I’ll give you a clue. The people who have shared their lament with me are almost always under the age of 35.
Do you find that shocking? You should. Churches spend hours discussing ways to bring more young adults into the church. Clergy and congregational leaders debate at length the reason young people are leaving the church and seem to hopelessly grasp at gimmicks that might make the church “more relevant” for today’s young adults.
The thing is, there are a lot of amazing young adults out there who want to be in church. They are looking for a place to belong, to continue in their faith journey, to be fed by a church family and by the love of Christ. But they have been told or made to feel that they “are not allowed”.

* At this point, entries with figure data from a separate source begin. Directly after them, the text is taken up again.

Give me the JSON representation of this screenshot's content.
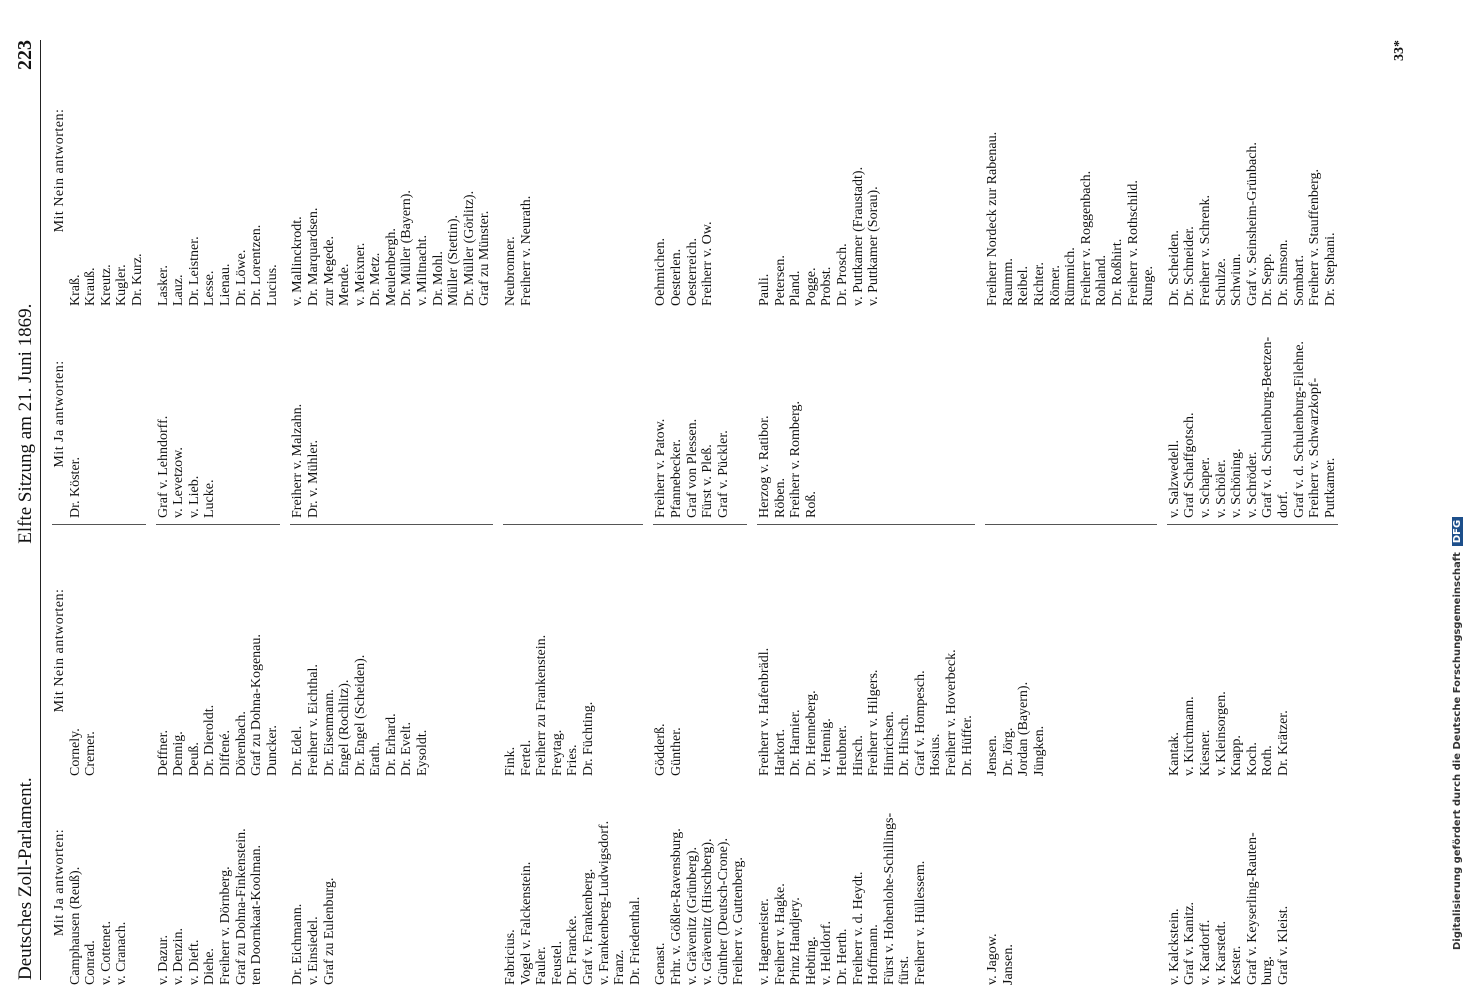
{
  "header": {
    "left": "Deutsches Zoll-Parlament.",
    "center": "Elfte Sitzung am 21. Juni 1869.",
    "page": "223"
  },
  "sections": [
    {
      "columns": [
        [
          "Mit Ja antworten:",
          "Camphausen (Reuß).",
          "Conrad.",
          "v. Cottenet.",
          "v. Cranach."
        ],
        [
          "Mit Nein antworten:",
          "Cornely.",
          "Cremer."
        ],
        [
          "Mit Ja antworten:",
          "Dr. Köster."
        ],
        [
          "Mit Nein antworten:",
          "Kraß.",
          "Krauß.",
          "Kreutz.",
          "Kugler.",
          "Dr. Kurz."
        ]
      ]
    },
    {
      "columns": [
        [
          "v. Dazur.",
          "v. Denzin.",
          "v. Dieft.",
          "Diehe.",
          "Freiherr v. Dörnberg.",
          "Graf zu Dohna-Finkenstein.",
          "ten Doornkaat-Koolman."
        ],
        [
          "Deffner.",
          "Dennig.",
          "Deuß.",
          "Dr. Dieroldt.",
          "Diffené.",
          "Dörenbach.",
          "Graf zu Dohna-Kogenau.",
          "Duncker."
        ],
        [
          "Graf v. Lehndorff.",
          "v. Levetzow.",
          "v. Lieb.",
          "Lucke."
        ],
        [
          "Lasker.",
          "Lauz.",
          "Dr. Leistner.",
          "Lesse.",
          "Lienau.",
          "Dr. Löwe.",
          "Dr. Lorentzen.",
          "Lucius."
        ]
      ]
    },
    {
      "columns": [
        [
          "Dr. Eichmann.",
          "v. Einsiedel.",
          "Graf zu Eulenburg."
        ],
        [
          "Dr. Edel.",
          "Freiherr v. Eichthal.",
          "Dr. Eisenmann.",
          "Engel (Rochlitz).",
          "Dr. Engel (Scheiden).",
          "Erath.",
          "Dr. Erhard.",
          "Dr. Evelt.",
          "Eysoldt."
        ],
        [
          "Freiherr v. Malzahn.",
          "Dr. v. Mühler."
        ],
        [
          "v. Mallinckrodt.",
          "Dr. Marquardsen.",
          "zur Megede.",
          "Mende.",
          "v. Meixner.",
          "Dr. Metz.",
          "Meulenbergh.",
          "Dr. Müller (Bayern).",
          "v. Miltnacht.",
          "Dr. Mohl.",
          "Müller (Stettin).",
          "Dr. Müller (Görlitz).",
          "Graf zu Münster."
        ]
      ]
    },
    {
      "columns": [
        [
          "Fabricius.",
          "Vogel v. Falckenstein.",
          "Fauler.",
          "Feustel.",
          "Dr. Francke.",
          "Graf v. Frankenberg.",
          "v. Frankenberg-Ludwigsdorf.",
          "Franz.",
          "Dr. Friedenthal."
        ],
        [
          "Fink.",
          "Fertel.",
          "Freiherr zu Frankenstein.",
          "Freytag.",
          "Fries.",
          "Dr. Füchting."
        ],
        [],
        [
          "Neubronner.",
          "Freiherr v. Neurath."
        ]
      ]
    },
    {
      "columns": [
        [
          "Genast.",
          "Frhr. v. Gößler-Ravensburg.",
          "v. Grävenitz (Grünberg).",
          "v. Grävenitz (Hirschberg).",
          "Günther (Deutsch-Crone).",
          "Freiherr v. Guttenberg."
        ],
        [
          "Gödderß.",
          "Günther."
        ],
        [
          "Freiherr v. Patow.",
          "Pfannebecker.",
          "Graf von Plessen.",
          "Fürst v. Pleß.",
          "Graf v. Pückler."
        ],
        [
          "Oehmichen.",
          "Oesterlen.",
          "Oesterreich.",
          "Freiherr v. Ow."
        ]
      ]
    },
    {
      "columns": [
        [
          "v. Hagemeister.",
          "Freiherr v. Hagke.",
          "Prinz Handjery.",
          "Hebting.",
          "v. Helldorf.",
          "Dr. Herth.",
          "Freiherr v. d. Heydt.",
          "Hoffmann.",
          "Fürst v. Hohenlohe-Schillings-",
          "fürst.",
          "Freiherr v. Hüllessem."
        ],
        [
          "Freiherr v. Hafenbrädl.",
          "Harkort.",
          "Dr. Harnier.",
          "Dr. Henneberg.",
          "v. Hennig.",
          "Heubner.",
          "Hirsch.",
          "Freiherr v. Hilgers.",
          "Hinrichsen.",
          "Dr. Hirsch.",
          "Graf v. Hompesch.",
          "Hosius.",
          "Freiherr v. Hoverbeck.",
          "Dr. Hüffer."
        ],
        [
          "Herzog v. Ratibor.",
          "Röben.",
          "Freiherr v. Romberg.",
          "Roß."
        ],
        [
          "Pauli.",
          "Petersen.",
          "Pland.",
          "Pogge.",
          "Probst.",
          "Dr. Prosch.",
          "v. Puttkamer (Fraustadt).",
          "v. Puttkamer (Sorau)."
        ]
      ]
    },
    {
      "columns": [
        [
          "v. Jagow.",
          "Jansen."
        ],
        [
          "Jensen.",
          "Dr. Jörg.",
          "Jordan (Bayern).",
          "Jüngken."
        ],
        [],
        [
          "Freiherr Nordeck zur Rabenau.",
          "Raumm.",
          "Reibel.",
          "Richter.",
          "Römer.",
          "Rümmich.",
          "Freiherr v. Roggenbach.",
          "Rohland.",
          "Dr. Roßhirt.",
          "Freiherr v. Rothschild.",
          "Runge."
        ]
      ]
    },
    {
      "columns": [
        [
          "v. Kalckstein.",
          "Graf v. Kanitz.",
          "v. Kardorff.",
          "v. Karstedt.",
          "Kester.",
          "Graf v. Keyserling-Rauten-",
          "burg.",
          "Graf v. Kleist."
        ],
        [
          "Kantak.",
          "v. Kirchmann.",
          "Kiesner.",
          "v. Kleinsorgen.",
          "Knapp.",
          "Koch.",
          "Roth.",
          "Dr. Krätzer."
        ],
        [
          "v. Salzwedell.",
          "Graf Schaffgotsch.",
          "v. Schaper.",
          "v. Schöler.",
          "v. Schöning.",
          "v. Schröder.",
          "Graf v. d. Schulenburg-Beetzen-",
          "dorf.",
          "Graf v. d. Schulenburg-Filehne.",
          "Freiherr v. Schwarzkopf-",
          "Puttkamer."
        ],
        [
          "Dr. Scheiden.",
          "Dr. Schneider.",
          "Freiherr v. Schrenk.",
          "Schulze.",
          "Schwiun.",
          "Graf v. Seinsheim-Grünbach.",
          "Dr. Sepp.",
          "Dr. Simson.",
          "Sombart.",
          "Freiherr v. Stauffenberg.",
          "Dr. Stephani."
        ]
      ]
    }
  ],
  "footer": "33*",
  "sidebar": {
    "text": "Digitalisierung gefördert durch die Deutsche Forschungsgemeinschaft",
    "logo": "DFG"
  }
}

Still think I’m crazy? That I’m making this up?
The language of this statement is not to be overlooked. It is not that these individuals are “not welcome” at church, that they’ve been made to feel uncomfortable. It is that these young people have been told, in no uncertain terms, that they are “not allowed” in the very halls they walked as children to attend Sunday School, to baptism classes, to Vacation Bible School. The church has said to them “You do not belong here anymore. We raised you up and found you lacking, we found you unworthy, and you may no longer be here.”

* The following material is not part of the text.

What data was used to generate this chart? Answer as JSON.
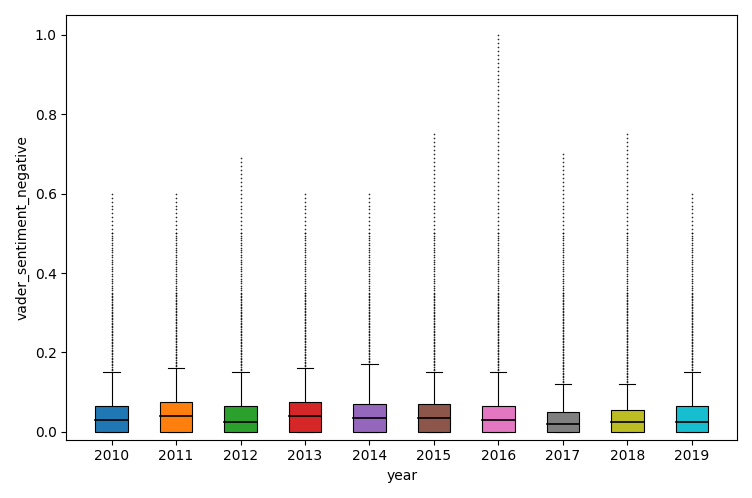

I hope your heart is breaking. I hope you are reading this and wondering who these young people are so that you may find them and share with them the kiss of peace that passes all understanding; find them that you may show them what a true church family looks like, how a church family committed to the love of Christ behaves.
You can. Think of the young adults who just stopped coming to church, who seemed to fade away. Now think about the rumors you may have heard about them, about how they are “not normal”...that they are gay, a lesbian, transexual, wrong, unholy, sinful.
“I’m not allowed to go to church.” Oh. That.
Too many times I have heard this from our young LGBTQ brothers and sisters. Too often they have come to me or come to members of my church family, tiptoeing out of fear that this may be one more place that they are rejected at worst or tolerated at best. They certainly don’t expect to find a Christian community that welcomes them, affirms them, and acknowledges their full worth as living, breathing members of the Body of Christ.
“I’m not allowed to go to church.”
Can we please stop inflicting these near mortal wounds? Can we please stop telling these young people that they are unholy when the truth is that the problem lies in our fear and not their created beautiful selves? At the very least I beg that the wider “Christian” community stop rejecting God’s own beloved children and pretending that is something God ordains. That is not the God I know. That is not the God I preach. That is not the God who has loved and continues to love me unconditionally. And you.
Christ’s table is big enough for everyone. Around it he welcomes everyone. At it Jesus feeds everyone. Side by side we are all not only “allowed” but invited and welcomed. To it we are beckoned.
No one is “allowed”. Instead everyone is beckoned, called, named, and loved.